Historiens et géographes n° 351 (1995)

mercredi 9 juillet 2008.
 
Ce compte-rendu du livre de Claude Liauzu, L’Europe et l’Afrique méditerranéenne, de Suez (1869) à nos jours, Éditions Complexe, Bruxelles, 1994, 197 p., est paru dans Historiens et Géographes n° 351, décembre 1995, pp. 438-439.

« Avoir des idées sommaires, mais claires et justes, sur la société chinoise, sur l’Inde ou sur l’Islam, importe aujourd’hui davantage à un citoyen français que de connaître avec précision l’histoire diplomatique du XVIIIème siècle ou l’histoire parlementaire de la Restauration ». Cette opinion de Marc Bloch, publiée en novembre 1921 dans le Bulletin de la société des professeurs d’histoire et de géographie, est citée par Claude Liauzu en exergue de son livre, dont il illustre à merveille le propos. Professeur à l’université de Paris VII et spécialiste des sociétés maghrébines, l’auteur a voulu situer dans leur perspective historique les relations difficiles qu’entretiennent les États et les peuples des deux rives de la Méditerranée. Ses analyses, tout en suivant un ordre chronologique dans leurs grandes lignes, exposent les problèmes et leurs facteurs (démographiques, économiques, sociaux, culturels et politiques) sans prétendre raconter exhaustivement les événements, depuis l’accélération de la pénétration européenne consécutive à l’ouverture du canal de Suez, jusqu’aux crises et tensions actuelles qui troublent les pays arabo-musulmans de la rive sud et les pays d’accueil de leur émigration au nord. Il plaide contre l’enfermement des deux civilisations en présence dans leurs spécificités, et pour la reconnaissance de leur interdépendance, tout en admettant avec réalisme que la culture méditerranéenne reste à inventer.

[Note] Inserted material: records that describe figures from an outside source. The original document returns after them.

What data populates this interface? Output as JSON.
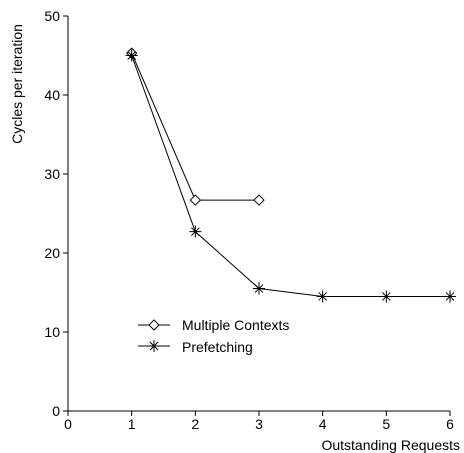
{
  "chart_data": {
    "type": "line",
    "title": "",
    "xlabel": "Outstanding Requests",
    "ylabel": "Cycles per iteration",
    "xlim": [
      0,
      6
    ],
    "ylim": [
      0,
      50
    ],
    "xticks": [
      "0",
      "1",
      "2",
      "3",
      "4",
      "5",
      "6"
    ],
    "yticks": [
      "0",
      "10",
      "20",
      "30",
      "40",
      "50"
    ],
    "grid": false,
    "legend_position": "lower-left",
    "series": [
      {
        "name": "Multiple Contexts",
        "marker": "diamond-icon",
        "x": [
          1,
          2,
          3
        ],
        "y": [
          45.3,
          26.7,
          26.7
        ]
      },
      {
        "name": "Prefetching",
        "marker": "asterisk-icon",
        "x": [
          1,
          2,
          3,
          4,
          5,
          6
        ],
        "y": [
          45.0,
          22.7,
          15.5,
          14.5,
          14.5,
          14.5
        ]
      }
    ],
    "colors": {
      "line": "#000000",
      "background": "#ffffff"
    }
  }
}
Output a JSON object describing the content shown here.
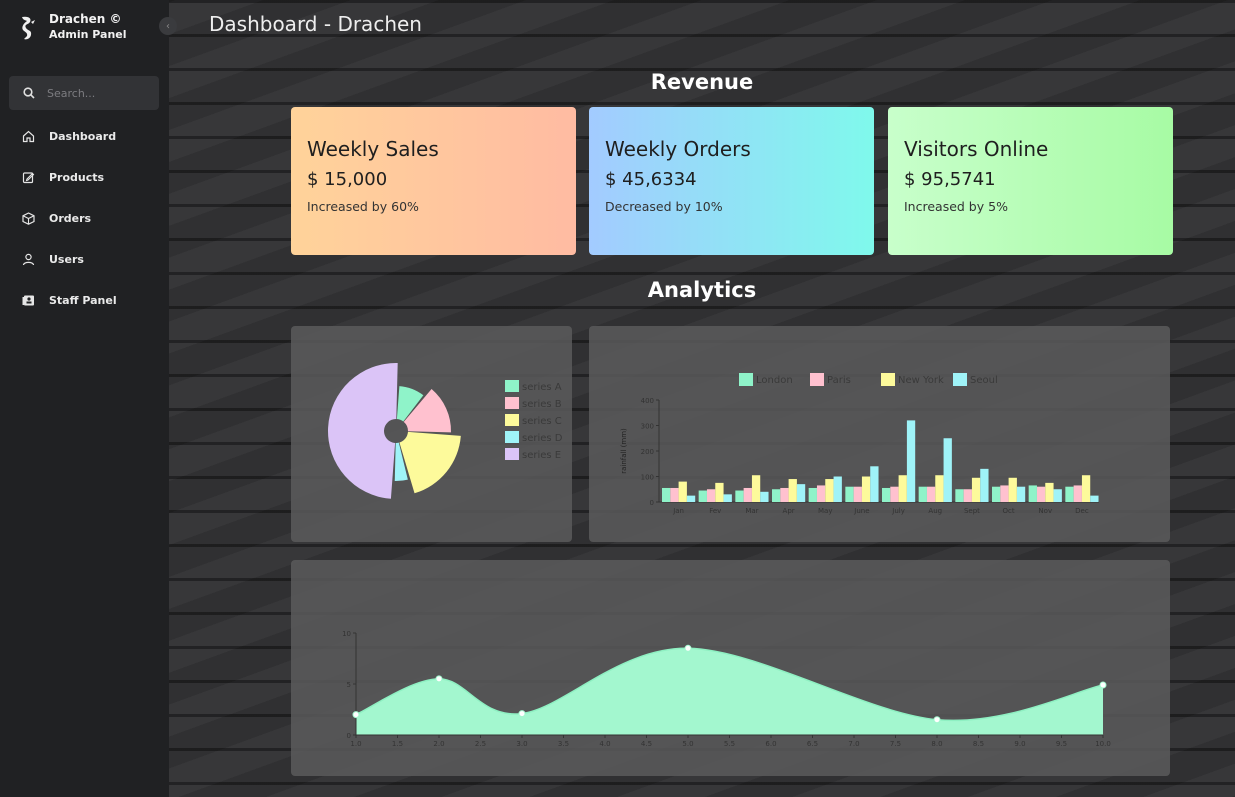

Ce petit livre dense et riche de réflexions est en même temps un instrument de référence très utile par ses notes, ses notices bibliographiques bien choisies, ses cartes, son glossaire, sa chronologie et son index. Travail de commande, destiné semble-t-il à couvrir une partie du programme d’histoire contemporaine des concours de 1994 et 1995, il comble une lacune de l’historiographie scientifique française sur l’espace que les géographes appelaient naguère « l’Afrique blanche », et tend à corriger le déséquilibre opposant les nombreux ouvrages concernant le Maghreb proprement dit au petit nombre traitant de l’Égypte. En somme, c’est un bon et beau livre qui continuera de rendre service aux étudiants et aux enseignants aussi longtemps que son sujet restera d’une brûlante actualité.